Australian retailers went lower. Coca-Cola Amatil dumped 7.1% to A$11.99 after forecasting full-year earnings to fall by up to 7%. Wesfarmers, owner of Bunnings and Coles, added 1.3% to A$43.50 after its executives told shareholders at the annual company meeting they expect strong Christmas trading. Rival supermarket operator Woolworths, which announced it has begun building 100 Masters hardware stores to compete with Bunnings, fell 0.3% to A$34.76.
In China, Chinese financial market drifted lower on Friday, November 08, 2013, as investors offloaded stocks from the table on caution before upcoming political meeting that will start in China this weekend the so-called Third Plenum where the new leadership is expected to provide an outline for economic policy for the next decade.
Shares of technology companies declined the most in Shanghai bourse on profit taking following sharp recent gain. Technology stocks have gained this year on speculation they will benefit from government reforms to spur innovation and make domestic consumption a bigger contributor to the economy. Sanan slumped 3.3% to 19.59 yuan.

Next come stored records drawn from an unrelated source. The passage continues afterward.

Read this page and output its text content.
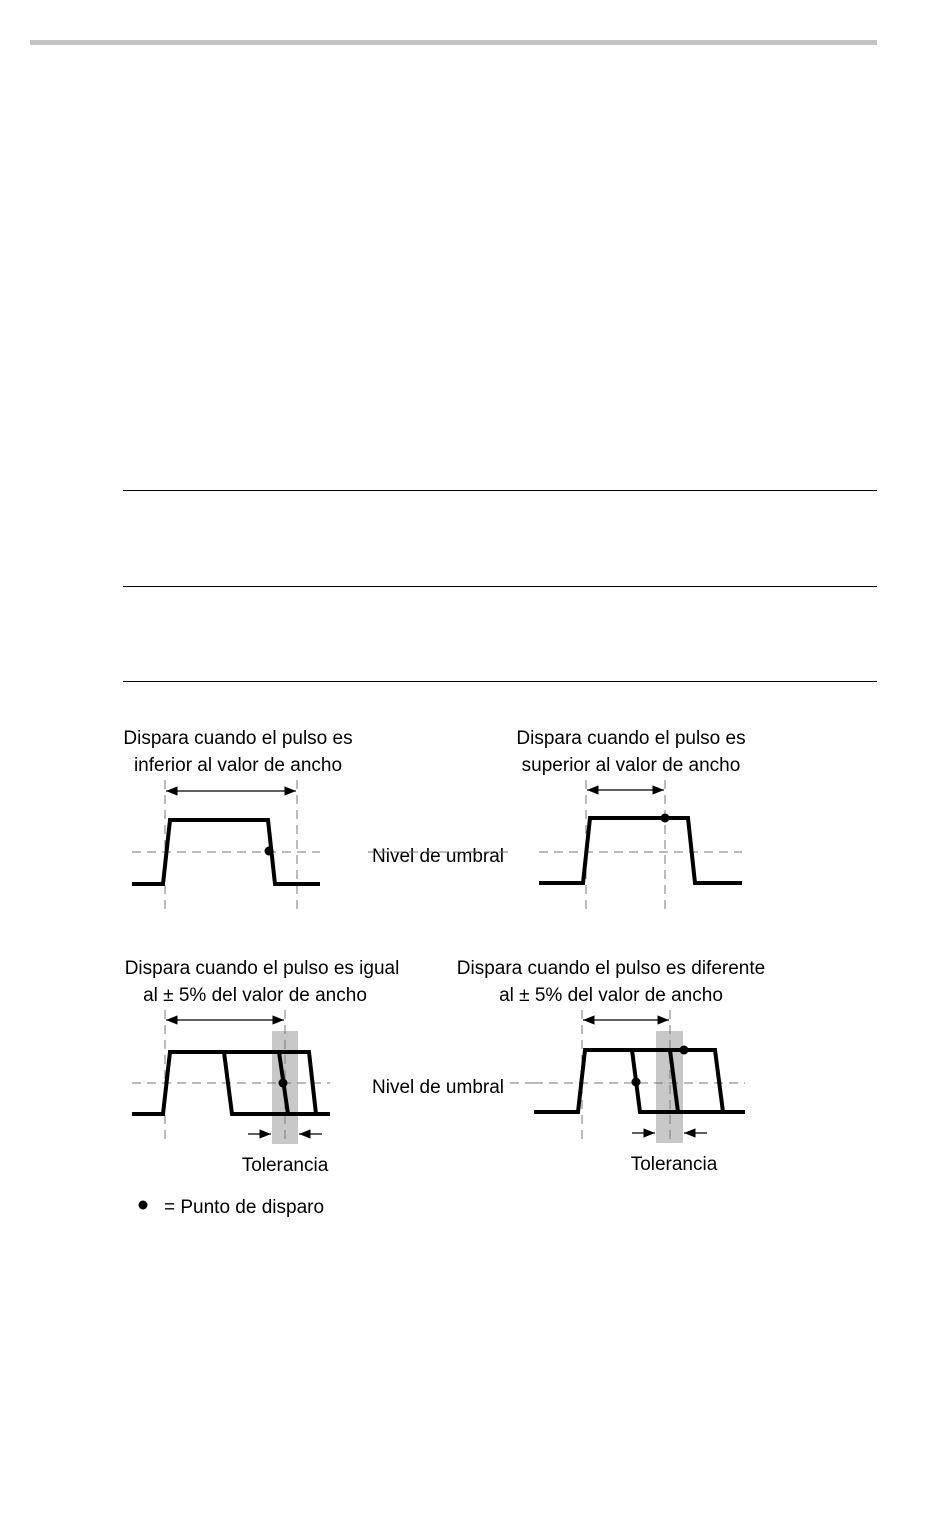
Dispara cuando el pulso es
inferior al valor de ancho
Nivel de umbral
Dispara cuando el pulso es
superior al valor de ancho
Dispara cuando el pulso es igual
al ± 5% del valor de ancho
Tolerancia
Nivel de umbral
Dispara cuando el pulso es diferente
al ± 5% del valor de ancho
Tolerancia
= Punto de disparo
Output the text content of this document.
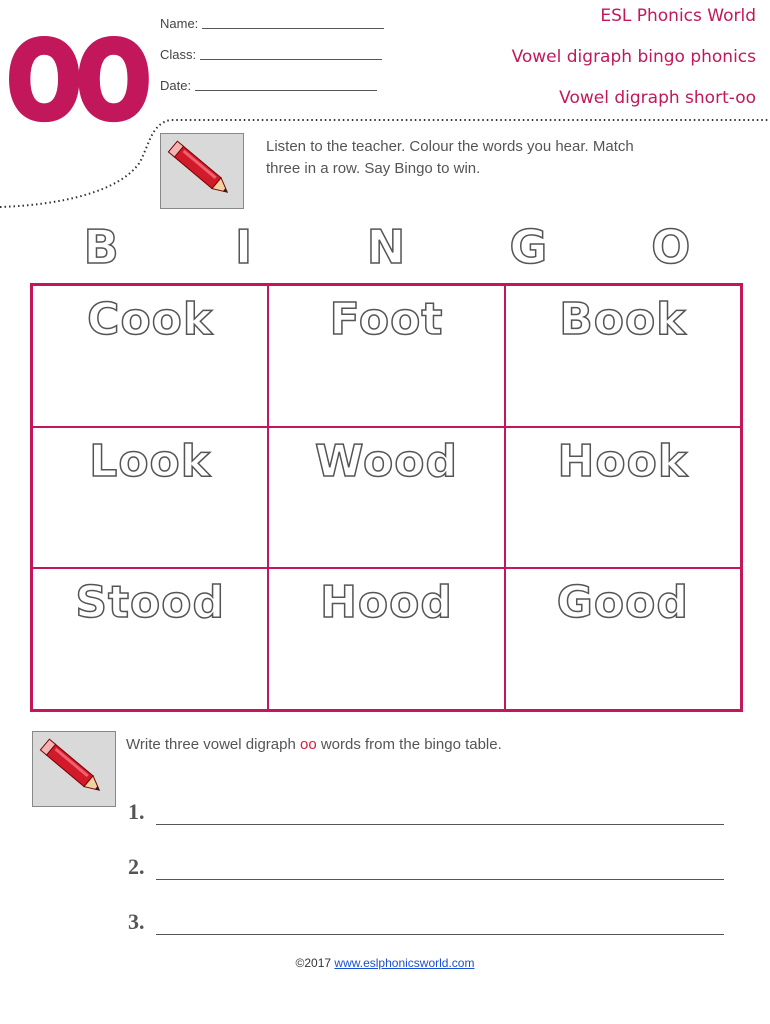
oo Name:
Class:
Date:
ESL Phonics World
Vowel digraph bingo phonics
Vowel digraph short-oo
Listen to the teacher. Colour the words you hear. Match
three in a row. Say Bingo to win.
B	I	N	G	O
Cook	Foot	Book
Look Wood Hook
Stood Hood Good
Write three vowel digraph oo words from the bingo table.
1.
2.
3.
©2017 www.eslphonicsworld.com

Goertek Inc. dropped 0.7% to 33.81 yuan after rallying 61% this year.
In Hong Kong, HK shares finished weaker as signs of strength in the US economy reinforced speculations that the Federal Reserve could start to roll back its stimulus earlier than expected. The Hang Seng Index fell 136.64 points to 22744.39 while the Hang Seng China Enterprises Index sank 83.60 points to 10390.73.
Among the HK 50 blue chips, 37 stocks fell and 11 rose, while remaining 2 finished steady. Cosco Pacific was top blue-chip loser, falling 2.5% to HK$11. The Bank of East Asia rose 1.4% to HK$33.75, becoming the top blue-chip winner. Market heavyweights were lower. HSBC Holdings fell 0.5% to HK$85.40. China Mobile declined 1% to HK$80.50. Shares in China Cosco Holdings Co sank 5% to HK$3.58 after China's biggest shipping firm said on Thursday that one of its executive directors is under investigation by relevant departments in China.
In India, Indian benchmark indices declined as weakness in European and Asian stocks hit sentiment adversely on the domestic bourses. The barometer index, the S&P BSE Sensex was provisionally down 179.01 points or 0.86%, up about 40 points from the day's low and off close to 175 points from the day's high.
Canara Bank shed 1.46% after the bank today, 8 November 2013, said it has raised interest rates on retail term deposits across maturities. Interest rate on deposits of less than Rs 1 crore on the maturity bucket of 270 days to less than one year has been raised to 8.25% from earlier 8%. For maturity bucket of above 1 year to less than 2 years, the interest rate has been hiked to 9.05% from earlier 8.75%. Canara Bank has also tweaked interest rates on bulk deposits of Rs 1 crore and above.
Punjab National Bank (PNB) fell 4.24% on weak Q2 result. The bank's net profit fell 52.56% to Rs 505.49 crore on 2.62% increase in total income to Rs 11632.84 crore in Q2 September 2013 over Q2 September 2012. The result was announced during trading hours today, 8 November 2013.
Power Finance Corporation (PFC) gained 2.16% on good Q2 result. The company's net profit jumped 22.89% to Rs 1273.79 crore on 27.33% growth in total income to Rs 5336.96 crore in Q2 September 2013 over Q2 September 2012. The result was announced during market hours.
Elsewhere in the region, New Zealand's NZX 50 index rose 0.58%. Indonesia's Jakarta Composite index fell 0.21%. South Korea's KOSPI fell 0.96%. Taiwan's Taiex index lost 0.65%. Malaysia's KLSE Composite shed 0.12%. Singapore's Straits Times index fell 0.78%.